Xeroderma pigmentosum (XP) is an inherited disease characterized by defective repair of DNA damaged by ultraviolet (UV) radiation or agents that produce bulky DNA adducts. Human cells contain a factor that is deficient in a subset of patients from XP complementation group E and binds to DNA damaged by UV, cisplatin, or denaturation. This factor, XPE binding factor (XPE-BF), was purified to near homogeneity. The denatured protein migrated as a 125-kDa polypeptide on SDS-PAGE, and the native protein migrated primarily as a monomer on gel filtration and glycerol gradient sedimentation. Sedimentation revealed major peak in binding activity at 6.8 S, corresponding to the monomeric form, and a minor peak at 14.5 S, suggesting a homodimeric form. Binding activity was dependent on unmodified cysteine residues, stimulated by magnesium, and inhibited by zinc. Binding to UV-damaged nucleotides was 500,000-fold greater than for intact nucleotides, explaining how a molecule with an abundance of only 1-2 molecules per megabase can survey the genome for damaged DNA. Binding required a minimal DNA substrate of between 16 and 26 bp, as determined by a novel "shoe size" assay.

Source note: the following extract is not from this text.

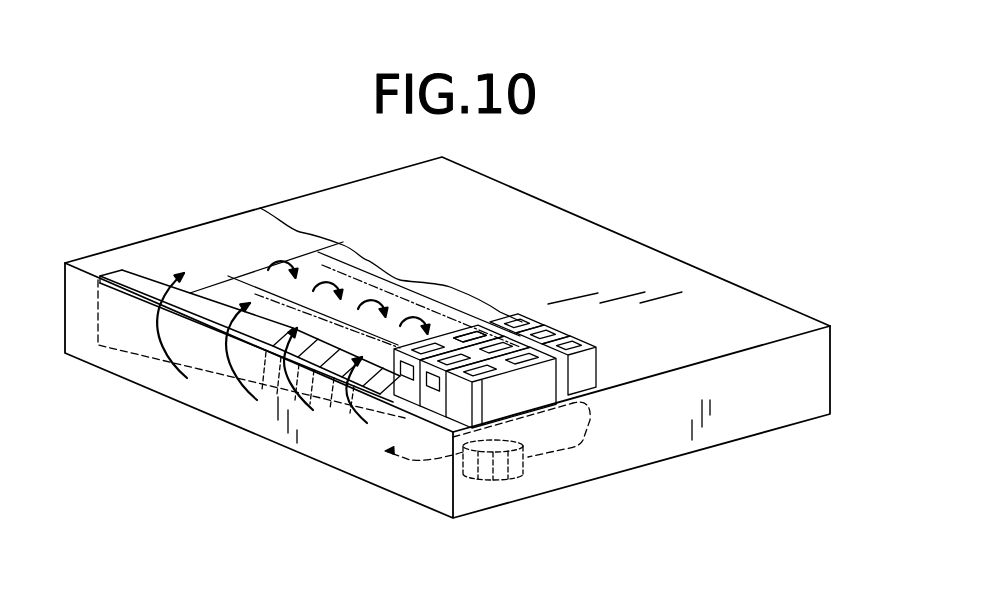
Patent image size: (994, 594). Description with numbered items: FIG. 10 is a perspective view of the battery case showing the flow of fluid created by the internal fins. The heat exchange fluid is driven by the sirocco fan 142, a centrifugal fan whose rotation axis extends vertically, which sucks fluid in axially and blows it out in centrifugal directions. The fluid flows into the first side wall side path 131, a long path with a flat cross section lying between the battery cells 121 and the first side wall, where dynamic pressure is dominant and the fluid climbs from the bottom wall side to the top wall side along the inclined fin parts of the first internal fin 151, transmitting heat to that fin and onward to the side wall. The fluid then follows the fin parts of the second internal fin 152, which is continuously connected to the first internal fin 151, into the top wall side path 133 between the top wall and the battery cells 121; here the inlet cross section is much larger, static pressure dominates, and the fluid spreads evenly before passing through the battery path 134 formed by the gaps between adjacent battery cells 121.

Consistent with its previously noted versatility, XPE-BF bound to some cyclobutane pyrimidine dimers and at least one other UV-induced lesion. However, it may not bind to a subset of cyclobutane dimers, likely including the thymine dimer. These findings may explain the relatively mild phenotype of XP group E and suggest the existence of at least one other binding protein involved in the XP repair pathway.